Another reason that has been proposed is a sense that we can control risk from other sources, but a nuclear meltdown would be totally outside our control. Perhaps that is the perception, but if you think about it, it really doesn’t make a lot of sense. If there’s a nuclear meltdown, emergency services will report it, and you can evacuate the area. Yes, the radiation moves at the speed of light; but it also dissipates as the inverse square of distance, so if you just move further away you can get a lot safer quite quickly. (Think about the brightness of a lamp in your face versus across a football field. Radiation works the same way.) The damage is also cumulative, so the radiation risk from a meltdown is only going to be serious if you stay close to the reactor for a sustained period of time. Indeed, it’s much easier to avoid nuclear radiation than it is to avoid air pollution; you can’t just stand behind a concrete wall to shield against air pollution, and moving further away isn’t possible if you don’t know where it’s coming from. Control would explain why we fear cars less than airplanes (which is also statistically absurd), but it really can’t explain why nuclear power scares people more than coal and oil.

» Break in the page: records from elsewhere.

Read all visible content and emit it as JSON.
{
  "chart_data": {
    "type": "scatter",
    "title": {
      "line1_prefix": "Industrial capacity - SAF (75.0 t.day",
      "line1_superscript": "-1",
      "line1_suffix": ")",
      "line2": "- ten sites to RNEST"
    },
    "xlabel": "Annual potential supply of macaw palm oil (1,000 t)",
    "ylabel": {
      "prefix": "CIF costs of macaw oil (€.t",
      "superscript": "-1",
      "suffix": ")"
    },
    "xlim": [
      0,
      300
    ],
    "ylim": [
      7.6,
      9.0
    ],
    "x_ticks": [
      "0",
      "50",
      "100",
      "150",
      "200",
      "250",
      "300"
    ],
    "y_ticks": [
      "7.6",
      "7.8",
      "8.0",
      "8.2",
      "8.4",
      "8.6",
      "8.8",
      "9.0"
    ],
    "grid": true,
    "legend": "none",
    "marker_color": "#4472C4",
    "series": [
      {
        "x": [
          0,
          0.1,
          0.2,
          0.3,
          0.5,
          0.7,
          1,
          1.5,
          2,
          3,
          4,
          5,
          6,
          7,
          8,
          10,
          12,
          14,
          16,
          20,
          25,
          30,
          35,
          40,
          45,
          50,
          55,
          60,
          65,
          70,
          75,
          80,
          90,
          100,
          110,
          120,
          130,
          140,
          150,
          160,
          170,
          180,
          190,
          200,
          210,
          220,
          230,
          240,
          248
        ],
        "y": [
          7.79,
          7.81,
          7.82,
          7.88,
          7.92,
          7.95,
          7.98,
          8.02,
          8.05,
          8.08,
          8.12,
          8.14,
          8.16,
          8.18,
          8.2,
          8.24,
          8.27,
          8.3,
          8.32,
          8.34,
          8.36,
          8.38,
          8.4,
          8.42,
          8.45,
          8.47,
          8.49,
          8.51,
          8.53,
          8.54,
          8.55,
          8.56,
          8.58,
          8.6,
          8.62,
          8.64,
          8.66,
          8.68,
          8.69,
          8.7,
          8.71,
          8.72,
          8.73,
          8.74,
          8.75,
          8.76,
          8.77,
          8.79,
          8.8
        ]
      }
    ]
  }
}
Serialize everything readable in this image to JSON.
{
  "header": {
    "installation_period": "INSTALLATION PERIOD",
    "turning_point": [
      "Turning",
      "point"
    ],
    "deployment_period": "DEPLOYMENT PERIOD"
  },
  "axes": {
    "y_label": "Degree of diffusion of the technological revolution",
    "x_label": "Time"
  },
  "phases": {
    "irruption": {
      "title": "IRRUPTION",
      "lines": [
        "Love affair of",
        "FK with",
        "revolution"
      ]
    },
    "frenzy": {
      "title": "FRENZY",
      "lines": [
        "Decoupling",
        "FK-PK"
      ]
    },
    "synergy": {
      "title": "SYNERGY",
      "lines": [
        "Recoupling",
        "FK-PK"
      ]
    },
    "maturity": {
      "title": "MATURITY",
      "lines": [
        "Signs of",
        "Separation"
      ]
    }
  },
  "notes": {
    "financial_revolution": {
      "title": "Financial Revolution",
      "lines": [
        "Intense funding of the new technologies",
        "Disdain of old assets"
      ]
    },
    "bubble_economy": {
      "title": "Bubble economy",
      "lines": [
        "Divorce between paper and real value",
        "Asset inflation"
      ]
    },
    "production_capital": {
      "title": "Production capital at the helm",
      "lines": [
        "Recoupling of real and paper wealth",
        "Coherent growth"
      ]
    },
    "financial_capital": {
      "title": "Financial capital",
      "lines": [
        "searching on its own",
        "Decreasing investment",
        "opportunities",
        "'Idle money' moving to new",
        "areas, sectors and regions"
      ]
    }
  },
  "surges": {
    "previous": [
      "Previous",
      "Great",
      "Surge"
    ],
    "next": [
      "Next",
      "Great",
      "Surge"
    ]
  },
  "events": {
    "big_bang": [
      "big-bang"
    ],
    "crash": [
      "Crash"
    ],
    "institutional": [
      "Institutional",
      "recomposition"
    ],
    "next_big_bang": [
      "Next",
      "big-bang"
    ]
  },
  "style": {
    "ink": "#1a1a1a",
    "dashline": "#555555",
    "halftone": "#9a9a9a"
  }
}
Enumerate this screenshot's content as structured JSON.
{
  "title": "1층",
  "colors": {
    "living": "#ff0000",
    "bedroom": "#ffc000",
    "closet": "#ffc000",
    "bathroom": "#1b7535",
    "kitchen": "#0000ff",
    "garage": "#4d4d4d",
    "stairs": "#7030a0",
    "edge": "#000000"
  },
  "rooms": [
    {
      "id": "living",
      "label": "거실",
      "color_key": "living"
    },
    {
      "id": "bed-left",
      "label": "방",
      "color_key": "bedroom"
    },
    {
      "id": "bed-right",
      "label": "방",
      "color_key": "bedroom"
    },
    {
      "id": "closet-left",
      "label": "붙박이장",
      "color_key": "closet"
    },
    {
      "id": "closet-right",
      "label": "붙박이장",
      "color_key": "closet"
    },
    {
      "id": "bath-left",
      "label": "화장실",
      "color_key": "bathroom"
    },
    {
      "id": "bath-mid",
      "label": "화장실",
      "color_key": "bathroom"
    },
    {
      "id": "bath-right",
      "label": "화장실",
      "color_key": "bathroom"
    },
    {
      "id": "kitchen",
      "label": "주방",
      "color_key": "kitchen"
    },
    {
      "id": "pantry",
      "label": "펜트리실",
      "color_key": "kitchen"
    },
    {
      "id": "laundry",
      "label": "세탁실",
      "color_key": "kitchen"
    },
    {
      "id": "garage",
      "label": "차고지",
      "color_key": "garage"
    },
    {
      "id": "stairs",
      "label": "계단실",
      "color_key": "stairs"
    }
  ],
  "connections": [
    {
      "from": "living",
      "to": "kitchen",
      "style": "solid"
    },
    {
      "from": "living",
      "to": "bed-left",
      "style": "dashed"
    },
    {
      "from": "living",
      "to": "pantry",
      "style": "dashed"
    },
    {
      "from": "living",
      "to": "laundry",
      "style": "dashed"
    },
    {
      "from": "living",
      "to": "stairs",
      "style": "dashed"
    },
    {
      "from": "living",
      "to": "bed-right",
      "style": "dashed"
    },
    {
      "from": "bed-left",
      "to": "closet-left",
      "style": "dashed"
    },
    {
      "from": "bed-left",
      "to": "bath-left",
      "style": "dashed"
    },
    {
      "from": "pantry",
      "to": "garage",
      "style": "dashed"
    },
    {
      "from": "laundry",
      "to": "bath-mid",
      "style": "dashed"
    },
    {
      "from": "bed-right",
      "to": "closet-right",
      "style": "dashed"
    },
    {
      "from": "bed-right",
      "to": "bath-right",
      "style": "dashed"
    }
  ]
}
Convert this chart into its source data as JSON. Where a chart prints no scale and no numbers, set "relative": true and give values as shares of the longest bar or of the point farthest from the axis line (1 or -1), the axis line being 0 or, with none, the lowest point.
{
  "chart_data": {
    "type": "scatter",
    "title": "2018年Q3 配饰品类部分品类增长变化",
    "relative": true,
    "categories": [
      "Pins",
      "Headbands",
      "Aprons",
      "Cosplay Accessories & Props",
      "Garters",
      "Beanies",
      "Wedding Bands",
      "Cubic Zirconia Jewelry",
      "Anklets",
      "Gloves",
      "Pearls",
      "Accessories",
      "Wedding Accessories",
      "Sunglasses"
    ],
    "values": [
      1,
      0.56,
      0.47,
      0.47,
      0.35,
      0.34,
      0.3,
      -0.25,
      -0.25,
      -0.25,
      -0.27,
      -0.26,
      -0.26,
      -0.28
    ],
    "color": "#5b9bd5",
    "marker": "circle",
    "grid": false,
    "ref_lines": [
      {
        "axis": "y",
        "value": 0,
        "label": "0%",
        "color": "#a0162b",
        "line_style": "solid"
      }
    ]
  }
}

Another important factor may be an odd sort of bipartisan consensus: While the Left hates nuclear power because it makes corporations profitable or because it’s unnatural and despoils the Earth or something, the Right hates nuclear power because it requires substantial government involvement and might displace their beloved fossil fuels. (The Right’s deep, deep love of the fossil fuel industry now borders on the pathological. Even now that they are obviously economically inefficient and environmentally disastrous, right-wing parties around the world continue to defend enormous subsidies for oil and coal companies. Corruption and regulatory capture could partly explain this, but only partly. Campaign contributions can’t explain why someone would write a book praising how wonderful fossil fuels are and angrily denouncing anyone who would dare criticize them.) So while the two sides may hate each other in general and disagree on most other issues—including of course climate change itself—they can at least agree that nuclear power is bad and must be stopped.

Where do we go from here, then? I’m not entirely sure. As I said, statistical data by itself clearly won’t be enough. We need to find out what it is that makes people so uniquely terrified of nuclear energy, and we need to find a way to assuage those fears.

And we must do this now. For every day we don’t—every day we postpone the transition to a zero-carbon energy grid—is another thousand people dead.